No reopening confirmation was included in this week's inspection records.
What These Violations Mean
The handwashing failures documented this week, at Banh Cuon Tan Dinh, Cafe Centro Allora, Renegades Country WPB, Inti Sandwich, Agora Mediterranean, French Grill House, and 45 Street Cafe, are not paperwork problems. Improper technique means pathogens remain on hands even when a worker goes through the motions of washing. Inadequate facilities, cited at Banh Cuon Tan Dinh, Cafe Centro Allora, and Renegades, mean the infrastructure to wash hands correctly does not exist in the first place.
The illness-reporting failures compound that risk directly. At Banh Cuon Tan Dinh, Batch, Let's Dish, Los Catrachos, Renegades, Celona, and 45 Street Cafe, inspectors found no system requiring employees to report symptoms. Norovirus, the most common cause of foodborne illness outbreaks in restaurant settings, spreads most efficiently when a sick worker handles food without anyone knowing they are ill.

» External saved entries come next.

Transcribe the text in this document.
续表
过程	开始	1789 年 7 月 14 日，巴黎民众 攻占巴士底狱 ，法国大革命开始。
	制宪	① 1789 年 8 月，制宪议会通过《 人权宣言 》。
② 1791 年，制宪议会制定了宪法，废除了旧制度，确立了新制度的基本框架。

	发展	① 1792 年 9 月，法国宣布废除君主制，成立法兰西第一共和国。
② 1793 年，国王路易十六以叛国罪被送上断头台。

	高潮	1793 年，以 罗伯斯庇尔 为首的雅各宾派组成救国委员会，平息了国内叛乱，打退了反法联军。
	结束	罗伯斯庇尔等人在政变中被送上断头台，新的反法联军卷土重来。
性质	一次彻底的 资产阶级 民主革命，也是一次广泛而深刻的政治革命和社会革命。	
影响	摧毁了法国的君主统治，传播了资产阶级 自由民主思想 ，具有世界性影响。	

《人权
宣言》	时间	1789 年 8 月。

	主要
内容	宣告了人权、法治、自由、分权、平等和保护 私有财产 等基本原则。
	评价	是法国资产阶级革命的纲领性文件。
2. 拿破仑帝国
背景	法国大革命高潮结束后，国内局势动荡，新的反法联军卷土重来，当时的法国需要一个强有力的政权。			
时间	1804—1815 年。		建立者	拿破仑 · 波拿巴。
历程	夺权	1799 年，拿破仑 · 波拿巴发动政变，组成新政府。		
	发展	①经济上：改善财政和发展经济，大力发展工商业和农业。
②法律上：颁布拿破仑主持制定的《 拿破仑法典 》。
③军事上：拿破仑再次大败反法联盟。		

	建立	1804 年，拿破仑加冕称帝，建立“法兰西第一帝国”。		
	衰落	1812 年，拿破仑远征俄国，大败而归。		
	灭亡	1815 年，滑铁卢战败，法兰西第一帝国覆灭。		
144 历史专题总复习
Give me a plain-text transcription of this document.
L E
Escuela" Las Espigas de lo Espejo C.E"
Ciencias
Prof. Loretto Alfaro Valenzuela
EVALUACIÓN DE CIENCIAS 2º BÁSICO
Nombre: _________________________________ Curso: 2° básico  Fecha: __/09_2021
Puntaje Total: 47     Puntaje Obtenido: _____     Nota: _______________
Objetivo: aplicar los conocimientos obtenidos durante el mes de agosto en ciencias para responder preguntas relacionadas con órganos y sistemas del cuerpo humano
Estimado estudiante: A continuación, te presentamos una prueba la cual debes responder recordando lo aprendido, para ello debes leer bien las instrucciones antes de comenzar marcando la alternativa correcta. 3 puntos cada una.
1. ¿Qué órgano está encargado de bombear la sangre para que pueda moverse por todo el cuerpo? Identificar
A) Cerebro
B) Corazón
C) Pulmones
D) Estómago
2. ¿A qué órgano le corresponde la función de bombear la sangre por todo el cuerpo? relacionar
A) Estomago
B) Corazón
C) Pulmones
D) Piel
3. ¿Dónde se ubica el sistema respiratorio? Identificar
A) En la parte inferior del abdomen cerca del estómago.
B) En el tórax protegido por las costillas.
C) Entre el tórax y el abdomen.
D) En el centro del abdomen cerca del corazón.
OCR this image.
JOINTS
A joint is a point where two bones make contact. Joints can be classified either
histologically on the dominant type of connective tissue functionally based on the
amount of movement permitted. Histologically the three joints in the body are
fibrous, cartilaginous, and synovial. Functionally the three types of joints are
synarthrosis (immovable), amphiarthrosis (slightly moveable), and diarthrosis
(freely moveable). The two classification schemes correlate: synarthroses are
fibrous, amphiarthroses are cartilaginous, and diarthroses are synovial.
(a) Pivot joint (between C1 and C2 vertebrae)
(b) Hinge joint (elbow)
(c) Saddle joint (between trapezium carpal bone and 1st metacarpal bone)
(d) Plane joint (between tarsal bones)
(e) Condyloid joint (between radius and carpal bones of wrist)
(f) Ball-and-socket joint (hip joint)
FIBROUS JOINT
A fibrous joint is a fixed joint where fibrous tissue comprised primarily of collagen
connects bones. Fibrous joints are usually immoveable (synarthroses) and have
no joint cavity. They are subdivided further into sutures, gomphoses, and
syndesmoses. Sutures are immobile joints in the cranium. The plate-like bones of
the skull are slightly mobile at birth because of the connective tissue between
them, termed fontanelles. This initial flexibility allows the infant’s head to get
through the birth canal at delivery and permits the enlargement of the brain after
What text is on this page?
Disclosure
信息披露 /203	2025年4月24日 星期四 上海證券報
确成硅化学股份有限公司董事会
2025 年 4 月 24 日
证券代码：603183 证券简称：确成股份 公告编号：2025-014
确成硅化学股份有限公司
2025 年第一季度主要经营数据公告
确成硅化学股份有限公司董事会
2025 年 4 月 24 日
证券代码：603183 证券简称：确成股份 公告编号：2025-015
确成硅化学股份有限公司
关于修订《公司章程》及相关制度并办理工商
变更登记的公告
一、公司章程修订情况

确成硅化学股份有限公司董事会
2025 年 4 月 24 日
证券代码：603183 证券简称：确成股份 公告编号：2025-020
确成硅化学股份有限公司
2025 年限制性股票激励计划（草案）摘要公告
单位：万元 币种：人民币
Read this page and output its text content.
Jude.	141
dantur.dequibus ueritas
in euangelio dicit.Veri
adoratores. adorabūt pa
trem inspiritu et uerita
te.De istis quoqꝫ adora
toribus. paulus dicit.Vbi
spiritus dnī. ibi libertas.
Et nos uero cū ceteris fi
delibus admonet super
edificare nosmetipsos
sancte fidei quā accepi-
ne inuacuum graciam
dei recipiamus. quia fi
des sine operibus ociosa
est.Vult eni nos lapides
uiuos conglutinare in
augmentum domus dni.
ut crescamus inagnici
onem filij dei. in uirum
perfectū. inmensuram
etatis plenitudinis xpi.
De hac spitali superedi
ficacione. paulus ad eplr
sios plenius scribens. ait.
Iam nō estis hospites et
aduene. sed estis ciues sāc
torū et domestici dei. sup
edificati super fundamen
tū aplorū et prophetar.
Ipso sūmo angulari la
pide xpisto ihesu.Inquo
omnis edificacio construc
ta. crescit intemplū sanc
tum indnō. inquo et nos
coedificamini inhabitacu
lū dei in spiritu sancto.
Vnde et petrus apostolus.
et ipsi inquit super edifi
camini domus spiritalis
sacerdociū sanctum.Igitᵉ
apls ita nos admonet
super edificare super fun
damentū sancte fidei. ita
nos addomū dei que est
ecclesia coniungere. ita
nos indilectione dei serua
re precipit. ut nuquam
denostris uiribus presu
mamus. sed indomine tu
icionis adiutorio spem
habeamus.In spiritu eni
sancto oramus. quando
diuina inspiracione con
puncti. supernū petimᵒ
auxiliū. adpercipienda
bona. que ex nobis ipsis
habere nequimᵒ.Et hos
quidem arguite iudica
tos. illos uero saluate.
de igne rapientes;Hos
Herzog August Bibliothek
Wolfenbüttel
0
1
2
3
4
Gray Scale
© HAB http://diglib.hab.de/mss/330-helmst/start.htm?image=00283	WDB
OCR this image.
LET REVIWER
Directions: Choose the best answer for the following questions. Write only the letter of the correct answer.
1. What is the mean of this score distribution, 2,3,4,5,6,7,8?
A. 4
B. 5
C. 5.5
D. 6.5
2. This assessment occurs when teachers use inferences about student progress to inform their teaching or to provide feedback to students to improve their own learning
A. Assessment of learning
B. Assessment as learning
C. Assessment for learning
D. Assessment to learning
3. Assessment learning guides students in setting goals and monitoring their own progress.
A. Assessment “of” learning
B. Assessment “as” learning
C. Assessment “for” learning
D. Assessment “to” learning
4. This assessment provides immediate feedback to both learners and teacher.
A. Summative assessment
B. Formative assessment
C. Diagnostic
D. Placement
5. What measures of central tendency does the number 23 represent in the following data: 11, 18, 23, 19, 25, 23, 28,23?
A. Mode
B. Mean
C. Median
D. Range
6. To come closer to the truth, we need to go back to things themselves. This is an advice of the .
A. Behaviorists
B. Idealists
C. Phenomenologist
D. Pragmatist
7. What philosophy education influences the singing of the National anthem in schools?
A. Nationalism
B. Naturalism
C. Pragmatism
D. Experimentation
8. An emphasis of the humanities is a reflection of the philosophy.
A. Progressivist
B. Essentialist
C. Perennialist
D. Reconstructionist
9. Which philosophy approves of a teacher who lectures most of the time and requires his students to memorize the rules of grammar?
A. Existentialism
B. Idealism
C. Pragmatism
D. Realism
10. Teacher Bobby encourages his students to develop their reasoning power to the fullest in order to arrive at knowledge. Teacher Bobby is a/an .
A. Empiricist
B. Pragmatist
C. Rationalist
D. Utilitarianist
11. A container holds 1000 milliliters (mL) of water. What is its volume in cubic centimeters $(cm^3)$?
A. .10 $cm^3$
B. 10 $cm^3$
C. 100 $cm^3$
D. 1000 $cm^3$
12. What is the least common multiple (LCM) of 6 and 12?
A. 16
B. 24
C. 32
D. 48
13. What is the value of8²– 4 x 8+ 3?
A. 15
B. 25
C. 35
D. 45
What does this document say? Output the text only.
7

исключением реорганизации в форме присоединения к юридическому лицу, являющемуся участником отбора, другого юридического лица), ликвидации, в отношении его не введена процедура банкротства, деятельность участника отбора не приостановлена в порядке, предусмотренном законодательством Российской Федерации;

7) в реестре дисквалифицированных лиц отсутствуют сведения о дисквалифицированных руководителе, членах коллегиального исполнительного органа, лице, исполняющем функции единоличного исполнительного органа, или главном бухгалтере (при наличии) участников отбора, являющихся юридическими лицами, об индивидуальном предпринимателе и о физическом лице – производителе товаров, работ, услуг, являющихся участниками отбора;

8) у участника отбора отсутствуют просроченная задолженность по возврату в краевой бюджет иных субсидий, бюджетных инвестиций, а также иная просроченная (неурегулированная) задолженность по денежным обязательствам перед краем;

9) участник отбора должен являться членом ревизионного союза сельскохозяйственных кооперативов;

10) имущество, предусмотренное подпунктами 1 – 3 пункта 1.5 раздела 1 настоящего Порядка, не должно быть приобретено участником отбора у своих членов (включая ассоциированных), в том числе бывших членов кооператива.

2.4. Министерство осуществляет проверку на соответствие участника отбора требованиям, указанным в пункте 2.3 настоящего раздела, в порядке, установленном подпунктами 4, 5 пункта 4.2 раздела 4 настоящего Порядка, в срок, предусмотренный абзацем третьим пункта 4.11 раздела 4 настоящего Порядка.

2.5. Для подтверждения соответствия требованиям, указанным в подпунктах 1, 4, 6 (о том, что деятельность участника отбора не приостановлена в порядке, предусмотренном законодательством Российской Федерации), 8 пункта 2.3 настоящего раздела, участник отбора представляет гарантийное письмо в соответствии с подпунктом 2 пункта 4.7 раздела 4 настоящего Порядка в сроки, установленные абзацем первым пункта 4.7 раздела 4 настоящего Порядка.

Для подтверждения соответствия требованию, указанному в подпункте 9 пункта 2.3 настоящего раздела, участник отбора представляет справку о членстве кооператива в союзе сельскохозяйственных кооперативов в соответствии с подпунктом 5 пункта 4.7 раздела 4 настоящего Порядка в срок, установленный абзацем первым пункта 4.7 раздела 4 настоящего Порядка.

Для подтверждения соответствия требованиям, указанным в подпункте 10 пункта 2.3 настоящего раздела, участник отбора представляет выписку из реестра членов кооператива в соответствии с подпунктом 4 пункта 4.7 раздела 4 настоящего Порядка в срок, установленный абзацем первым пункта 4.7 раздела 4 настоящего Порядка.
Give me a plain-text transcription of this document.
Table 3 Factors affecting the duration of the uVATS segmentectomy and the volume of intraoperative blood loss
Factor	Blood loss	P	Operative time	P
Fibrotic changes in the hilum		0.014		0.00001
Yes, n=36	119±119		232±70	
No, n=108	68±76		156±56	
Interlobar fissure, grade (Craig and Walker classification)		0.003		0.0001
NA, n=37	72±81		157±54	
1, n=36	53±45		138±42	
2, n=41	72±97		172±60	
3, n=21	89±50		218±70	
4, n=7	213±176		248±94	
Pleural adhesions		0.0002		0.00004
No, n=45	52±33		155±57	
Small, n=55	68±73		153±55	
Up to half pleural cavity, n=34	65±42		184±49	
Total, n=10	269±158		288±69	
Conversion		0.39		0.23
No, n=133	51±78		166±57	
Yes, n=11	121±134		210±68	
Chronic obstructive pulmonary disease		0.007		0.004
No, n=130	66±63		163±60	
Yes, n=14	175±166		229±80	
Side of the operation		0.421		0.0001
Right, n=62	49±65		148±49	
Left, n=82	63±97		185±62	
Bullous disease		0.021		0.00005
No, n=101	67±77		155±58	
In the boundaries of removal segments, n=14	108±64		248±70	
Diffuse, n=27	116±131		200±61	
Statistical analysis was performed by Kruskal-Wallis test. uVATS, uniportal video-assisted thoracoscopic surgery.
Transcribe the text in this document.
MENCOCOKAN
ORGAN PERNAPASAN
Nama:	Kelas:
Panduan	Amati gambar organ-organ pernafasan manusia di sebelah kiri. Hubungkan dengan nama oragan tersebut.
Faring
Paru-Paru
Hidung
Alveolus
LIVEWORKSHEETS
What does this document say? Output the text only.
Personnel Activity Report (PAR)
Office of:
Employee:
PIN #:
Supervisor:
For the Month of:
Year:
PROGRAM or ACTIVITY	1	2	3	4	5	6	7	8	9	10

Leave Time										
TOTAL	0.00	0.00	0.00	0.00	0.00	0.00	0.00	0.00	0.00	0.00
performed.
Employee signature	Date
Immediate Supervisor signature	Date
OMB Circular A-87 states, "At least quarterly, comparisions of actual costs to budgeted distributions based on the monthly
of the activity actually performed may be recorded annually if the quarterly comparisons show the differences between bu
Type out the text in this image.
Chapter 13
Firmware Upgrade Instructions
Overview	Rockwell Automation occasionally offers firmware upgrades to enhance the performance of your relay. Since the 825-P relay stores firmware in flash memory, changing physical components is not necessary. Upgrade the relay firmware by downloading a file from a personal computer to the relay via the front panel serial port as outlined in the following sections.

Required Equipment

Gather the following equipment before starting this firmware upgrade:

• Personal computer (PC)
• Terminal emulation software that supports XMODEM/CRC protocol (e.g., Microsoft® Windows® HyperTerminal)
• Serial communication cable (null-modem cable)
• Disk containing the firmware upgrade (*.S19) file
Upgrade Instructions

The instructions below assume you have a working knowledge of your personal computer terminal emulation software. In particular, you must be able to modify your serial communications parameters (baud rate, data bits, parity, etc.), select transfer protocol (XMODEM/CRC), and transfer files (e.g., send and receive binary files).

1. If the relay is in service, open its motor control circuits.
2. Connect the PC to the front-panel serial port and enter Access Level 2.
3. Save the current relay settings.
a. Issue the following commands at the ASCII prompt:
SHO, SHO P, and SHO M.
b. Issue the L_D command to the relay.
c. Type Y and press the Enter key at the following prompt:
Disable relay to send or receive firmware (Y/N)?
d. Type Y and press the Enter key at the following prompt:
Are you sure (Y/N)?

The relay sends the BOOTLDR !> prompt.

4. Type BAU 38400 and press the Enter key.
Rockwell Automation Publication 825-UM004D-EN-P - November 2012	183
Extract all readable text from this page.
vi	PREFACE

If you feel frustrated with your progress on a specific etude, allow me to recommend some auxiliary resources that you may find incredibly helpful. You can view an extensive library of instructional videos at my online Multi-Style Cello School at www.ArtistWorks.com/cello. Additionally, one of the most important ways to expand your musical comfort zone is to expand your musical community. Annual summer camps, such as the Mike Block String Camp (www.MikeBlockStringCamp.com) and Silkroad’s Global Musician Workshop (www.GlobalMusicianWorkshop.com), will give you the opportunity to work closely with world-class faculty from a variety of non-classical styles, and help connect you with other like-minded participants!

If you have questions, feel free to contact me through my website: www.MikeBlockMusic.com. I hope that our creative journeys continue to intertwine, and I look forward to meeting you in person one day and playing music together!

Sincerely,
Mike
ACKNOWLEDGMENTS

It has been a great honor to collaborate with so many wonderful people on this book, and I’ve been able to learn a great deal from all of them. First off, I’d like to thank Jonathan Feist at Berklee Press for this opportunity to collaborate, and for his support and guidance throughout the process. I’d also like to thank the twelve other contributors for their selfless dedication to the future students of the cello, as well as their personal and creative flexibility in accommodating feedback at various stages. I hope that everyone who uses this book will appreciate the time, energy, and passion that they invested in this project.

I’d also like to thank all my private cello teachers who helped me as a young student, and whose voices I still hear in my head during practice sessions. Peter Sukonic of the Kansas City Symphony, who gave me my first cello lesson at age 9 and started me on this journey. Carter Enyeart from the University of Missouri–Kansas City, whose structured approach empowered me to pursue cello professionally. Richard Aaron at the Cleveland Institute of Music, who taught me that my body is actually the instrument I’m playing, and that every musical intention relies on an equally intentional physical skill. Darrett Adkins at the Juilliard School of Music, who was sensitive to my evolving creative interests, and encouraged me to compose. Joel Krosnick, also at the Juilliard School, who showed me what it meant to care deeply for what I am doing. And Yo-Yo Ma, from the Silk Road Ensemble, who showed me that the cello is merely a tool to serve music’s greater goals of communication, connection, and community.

The food sourcing violation at Batch New-Southern Kitchen is a different category of risk. Food from an unapproved or unknown source has not passed USDA or FDA inspection checkpoints. If a customer becomes sick, investigators have no supplier records to trace. That absence of documentation does not just complicate an investigation, it can prevent one entirely.
The shellfish traceability failures at Cafe Centro Allora, Let's Dish, Los Catrachos, and Inti Sandwich carry a similar logic. Oysters, clams, and mussels are often consumed raw or lightly cooked, and they filter large volumes of water, concentrating whatever pathogens were present in their harvest environment. Without shell stock tags linking each batch to a certified harvest location and date, there is no way to identify the source of a Vibrio or hepatitis A exposure after the fact.
The Longer Record
Let's Dish Caribbean Restaurant has the longest inspection history of any facility flagged this week, with 40 prior inspections on record before this visit. Five high-severity violations at a restaurant that has been through 40 inspections is a different finding than five violations at a new location still learning the code.
Cafe Centro Allora and Los Catrachos each have 36 prior inspections on record. Both were cited this week for shellfish traceability failures and food contact surface violations, categories that experienced operators have had ample opportunity to address.
Batch New-Southern Kitchen and Tap has 31 prior inspections on record and this week produced the highest combined violation count of any facility in the roundup. Inti Sandwich, with 32 prior inspections, was still missing a person in charge when inspectors arrived.
Amara Temple Holding Corporation has only 5 prior inspections on record, making it one of the newest operations in this week's data. It drew three high-severity violations, including improperly stored toxic substances, on what is still an early stretch of its inspection history.
Celona, with 7 prior inspections, is also relatively new and already accumulating management-level failures: no person in charge and no employee illness reporting policy in the same visit.
Belle and Maxwells, the one facility ordered closed this week, does not appear in the prior inspection data provided. What is documented is that rodent activity was serious enough to warrant an emergency closure on April 23, and as of the close of this reporting week, no reopening record had been filed.